VeggiesVegans Vs. Insects: To eat or not to eat

There is a predicament for vegetarians and vegans about eating insects and insect based foods. In the US, Millennials are the most common group to take ethical and environmental reasons as to why they choose to be a vegan or vegetarian. Other groups usually choose it for health reasons and cost. While only a small group actually follow a strict vegan diet, another group: flexitarians, occasional meat eaters, also agree with vegans as to why they don’t.

Results in Western countries are finding that consumers are slowly coming around to the idea of eating insects, but mostly by hiding them in foods using products like cricket flour. There are already a number of products available including pasta, Bolognese sauce, chips, cookies and a number of protein bars.

A lot of vegans and vegetarians don’t get the proper nutrients such as B12, which has a key role in brain and nervous systems and the formation of red blood cells. Does this mean insects are the way to go? Approximately 40-80% of vegans may have a B12 deficiency as B12 comes mainly from meat, liver, eggs and milk. Insects, especially ones like crickets are high in nutrients such as proteins, vitamins and minerals. They are also very sustainable, as they require less feed, land and water (less than 1% compared to beef) than meat based products and produce only a fraction of greenhouse gases. Two billion people around the world already eat insects.   

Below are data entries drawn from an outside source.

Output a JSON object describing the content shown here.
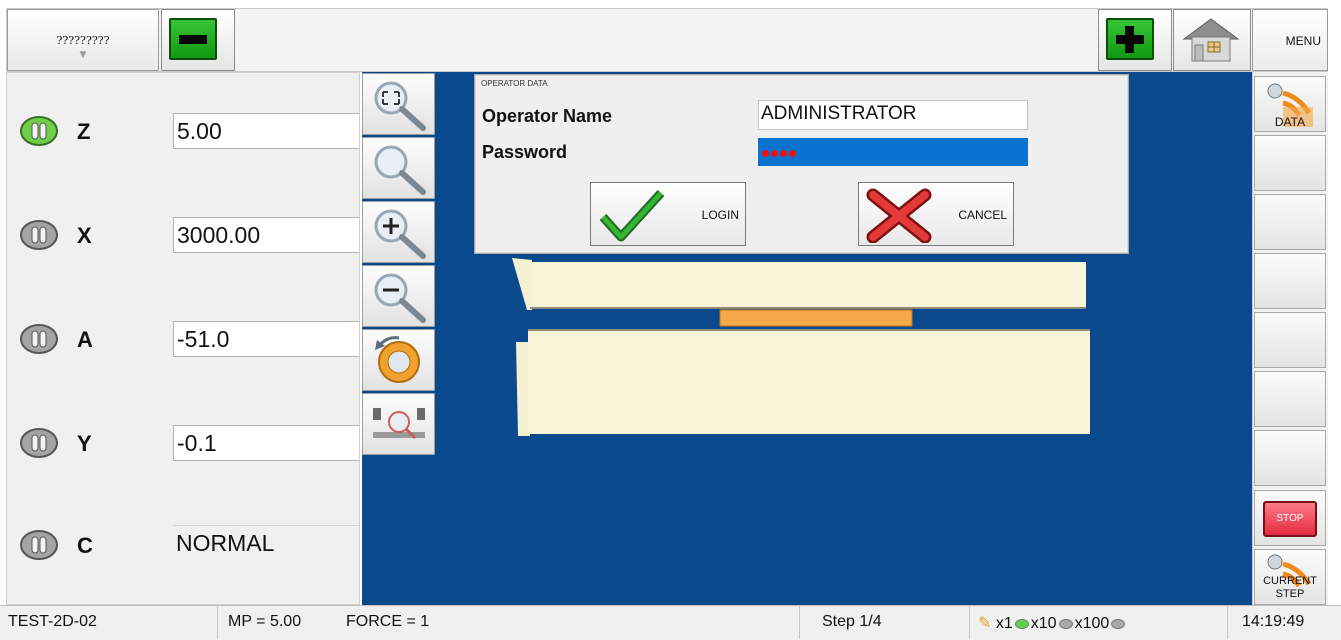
{
  "top_bar": {
    "program_selector": "?????????",
    "menu_label": "MENU"
  },
  "axes": [
    {
      "name": "Z",
      "value": "5.00"
    },
    {
      "name": "X",
      "value": "3000.00"
    },
    {
      "name": "A",
      "value": "-51.0"
    },
    {
      "name": "Y",
      "value": "-0.1"
    },
    {
      "name": "C",
      "value": "NORMAL"
    }
  ],
  "dialog": {
    "title": "OPERATOR DATA",
    "operator_name_label": "Operator Name",
    "operator_name_value": "ADMINISTRATOR",
    "password_label": "Password",
    "password_masked_chars": 4,
    "login_label": "LOGIN",
    "cancel_label": "CANCEL"
  },
  "right_panel": {
    "data_label": "DATA",
    "stop_label": "STOP",
    "current_step_label": "CURRENT STEP"
  },
  "status_bar": {
    "program_name": "TEST-2D-02",
    "mp": "MP = 5.00",
    "force": "FORCE = 1",
    "step": "Step 1/4",
    "speed_x1": "x1",
    "speed_x10": "x10",
    "speed_x100": "x100",
    "time": "14:19:49"
  },
  "colors": {
    "viewport_bg": "#0b4b8f",
    "password_bg": "#0a73cf",
    "green_button": "#1fb01f",
    "stop_red": "#e22c3e",
    "part_color": "#f8f4d8",
    "die_orange": "#f5a94a"
  }
}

It can be argued that while eating a plant based diet, animals are still in danger of being killed. Mice, birds, rabbits and other small creatures can all be harmed through land clearing and harvesting. There is also a lot of evidence to support that insects are non sentient (the capacity to feel or perceive). So incorporating insects into their vegan/vegetarian diets, it could actually result in fewer animals being harmed.

So which is the lesser of two evils? This is the dilemma. Should vegans and vegetarians opt for diets that produce less harm and are better for the environment or keep their convictions about eating only non sentient food while unintentionally harming small critters?